If mutation output is invalid or the SDK call fails, runtime uses deterministic fallback child construction so population closure remains guaranteed. This means mutation failure degrades search quality for that node, but does not break the generation loop.

Generation Composition and Closure

Non-winners are routed by review/score signals: correct but non-original nodes go to exploration mutation; incorrect or weak nodes go to correction mutation.
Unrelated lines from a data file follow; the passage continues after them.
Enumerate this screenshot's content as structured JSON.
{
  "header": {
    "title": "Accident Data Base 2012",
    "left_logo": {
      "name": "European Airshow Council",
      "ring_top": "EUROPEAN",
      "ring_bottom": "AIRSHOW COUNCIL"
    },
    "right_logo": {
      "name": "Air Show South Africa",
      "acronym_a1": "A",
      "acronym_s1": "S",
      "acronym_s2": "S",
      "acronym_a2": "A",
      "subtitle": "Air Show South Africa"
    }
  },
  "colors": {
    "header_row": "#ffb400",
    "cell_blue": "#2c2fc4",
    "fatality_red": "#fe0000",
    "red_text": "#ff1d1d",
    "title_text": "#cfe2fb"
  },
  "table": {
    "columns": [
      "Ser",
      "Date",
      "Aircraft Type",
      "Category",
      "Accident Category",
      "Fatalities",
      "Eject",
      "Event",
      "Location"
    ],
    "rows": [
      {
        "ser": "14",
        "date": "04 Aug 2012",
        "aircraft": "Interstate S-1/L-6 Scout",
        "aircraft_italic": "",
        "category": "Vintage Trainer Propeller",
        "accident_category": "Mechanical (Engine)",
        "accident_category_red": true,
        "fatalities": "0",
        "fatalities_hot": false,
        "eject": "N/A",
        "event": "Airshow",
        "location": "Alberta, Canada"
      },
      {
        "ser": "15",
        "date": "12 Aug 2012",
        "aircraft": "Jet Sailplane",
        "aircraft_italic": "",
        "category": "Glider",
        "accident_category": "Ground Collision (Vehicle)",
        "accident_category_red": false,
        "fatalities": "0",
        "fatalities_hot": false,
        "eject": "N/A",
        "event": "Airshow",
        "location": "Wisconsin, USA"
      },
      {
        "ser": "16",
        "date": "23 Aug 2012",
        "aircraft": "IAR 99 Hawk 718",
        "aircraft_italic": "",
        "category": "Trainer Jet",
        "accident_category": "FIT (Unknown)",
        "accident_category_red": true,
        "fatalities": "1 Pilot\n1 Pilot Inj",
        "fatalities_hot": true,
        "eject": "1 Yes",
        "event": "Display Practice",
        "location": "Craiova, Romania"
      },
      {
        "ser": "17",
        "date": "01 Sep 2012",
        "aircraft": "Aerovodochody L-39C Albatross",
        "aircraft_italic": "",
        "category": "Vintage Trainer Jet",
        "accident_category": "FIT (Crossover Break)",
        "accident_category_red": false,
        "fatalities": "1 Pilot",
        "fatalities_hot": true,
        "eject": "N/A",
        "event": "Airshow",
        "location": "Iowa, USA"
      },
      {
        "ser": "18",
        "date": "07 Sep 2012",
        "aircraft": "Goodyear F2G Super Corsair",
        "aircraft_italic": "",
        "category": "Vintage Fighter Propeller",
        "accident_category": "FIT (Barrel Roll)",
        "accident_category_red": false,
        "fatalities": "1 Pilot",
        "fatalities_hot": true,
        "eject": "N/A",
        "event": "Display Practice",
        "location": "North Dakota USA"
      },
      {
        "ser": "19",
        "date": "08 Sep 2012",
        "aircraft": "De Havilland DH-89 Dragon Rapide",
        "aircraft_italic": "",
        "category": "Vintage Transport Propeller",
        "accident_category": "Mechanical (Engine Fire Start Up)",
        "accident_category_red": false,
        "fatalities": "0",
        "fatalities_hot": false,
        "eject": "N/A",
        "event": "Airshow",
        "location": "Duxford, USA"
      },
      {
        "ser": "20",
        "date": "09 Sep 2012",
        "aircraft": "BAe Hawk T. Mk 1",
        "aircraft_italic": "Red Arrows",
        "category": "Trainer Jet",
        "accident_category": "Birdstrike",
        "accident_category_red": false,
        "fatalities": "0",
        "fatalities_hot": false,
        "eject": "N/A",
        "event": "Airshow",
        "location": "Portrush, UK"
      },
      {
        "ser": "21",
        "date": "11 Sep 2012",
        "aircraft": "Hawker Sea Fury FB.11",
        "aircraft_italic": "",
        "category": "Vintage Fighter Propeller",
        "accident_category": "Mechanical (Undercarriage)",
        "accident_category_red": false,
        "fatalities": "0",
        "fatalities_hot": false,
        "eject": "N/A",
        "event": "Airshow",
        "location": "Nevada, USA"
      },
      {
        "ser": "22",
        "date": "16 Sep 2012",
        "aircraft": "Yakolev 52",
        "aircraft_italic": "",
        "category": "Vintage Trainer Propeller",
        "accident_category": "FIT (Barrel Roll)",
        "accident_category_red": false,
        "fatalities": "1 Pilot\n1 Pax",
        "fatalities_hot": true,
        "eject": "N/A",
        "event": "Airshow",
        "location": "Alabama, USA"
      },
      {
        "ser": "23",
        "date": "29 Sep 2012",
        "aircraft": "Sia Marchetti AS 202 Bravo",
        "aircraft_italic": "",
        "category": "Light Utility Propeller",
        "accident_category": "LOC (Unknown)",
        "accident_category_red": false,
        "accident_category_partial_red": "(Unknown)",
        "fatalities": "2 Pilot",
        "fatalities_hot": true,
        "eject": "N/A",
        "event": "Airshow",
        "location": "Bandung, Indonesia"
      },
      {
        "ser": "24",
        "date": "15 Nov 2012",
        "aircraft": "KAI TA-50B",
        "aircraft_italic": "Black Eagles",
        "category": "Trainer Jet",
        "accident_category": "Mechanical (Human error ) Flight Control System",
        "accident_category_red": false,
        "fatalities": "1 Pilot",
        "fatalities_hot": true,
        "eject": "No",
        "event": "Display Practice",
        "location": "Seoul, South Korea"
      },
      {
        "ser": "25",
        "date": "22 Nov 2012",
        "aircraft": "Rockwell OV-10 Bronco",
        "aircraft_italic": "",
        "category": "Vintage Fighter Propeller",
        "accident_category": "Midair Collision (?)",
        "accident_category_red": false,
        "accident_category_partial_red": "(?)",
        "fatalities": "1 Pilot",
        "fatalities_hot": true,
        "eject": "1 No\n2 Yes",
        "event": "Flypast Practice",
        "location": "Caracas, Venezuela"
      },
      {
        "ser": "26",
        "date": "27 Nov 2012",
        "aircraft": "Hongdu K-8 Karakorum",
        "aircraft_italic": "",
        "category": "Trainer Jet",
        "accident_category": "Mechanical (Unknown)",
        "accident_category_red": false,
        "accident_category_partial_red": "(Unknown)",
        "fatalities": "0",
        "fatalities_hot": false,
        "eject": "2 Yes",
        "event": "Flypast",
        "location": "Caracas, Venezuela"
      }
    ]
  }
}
Next population is composed with quota budgets (elite + crossover + mutation + fill) to guarantee exact fixed-size closure every generation, with deterministic fallback paths when agent outputs fail validation.

Generation Workflow

flowchart TD
  P["Population P(g)"] --> S["Winner Selection\n(correct & original & benchmark gate)"]
  P --> E["Exploration Bucket\n(correct & non-original)"]
  P --> C["Correction Bucket\n(other nodes)"]
  S --> PS["Pair Selector Agent\n(summary-only)"]
  PS --> X["Crossover Agent"]
  E --> EM["Exploration Mutation Agent"]
  C --> CM["Correction Mutation Agent"]
  X --> N["Compose Next Population\n(quota + elite + fill)"]
  EM --> N
  CM --> N
  N --> H["Runtime Harness"]
  H --> B["Benchmark Adapter"]
  B --> R["Reviewer Agent\n(code + theory + benchmark + lineage)"]
  R --> G["Persist Snapshot\nP(g+1)"]

Distributed Multi-Island Runtime

flowchart TD
  I1["Island 1\n(1 machine)"] --> O["Shared Orchestration Block"]
  I2["Island 2\n(1 machine)"] --> O
  I3["Island 3\n(1 machine)"] --> O
  I4["Island 4\n(1 machine)"] --> O
  O --> D["Shared Disk\n(outbox/inbox/state)"]
  D --> O
  O --> I1
  O --> I2
  O --> I3
  O --> I4

Execution Notes

CPU Side

SDK calls (pairing, crossover, mutation, review) run on CPU worker queues with bounded in-flight limits.

GPU Side

Benchmark adapters consume node artifacts and execute train/eval on assigned GPU slots. Results are persisted as node benchmark payloads and included in reviewer context.

Persistence and Replayability

Each generation persists node-level artifacts, population.json, and both generation-local plus cumulative ga_data.json. This enables deterministic replay, visualizer snapshots, and later extraction for best-node reports.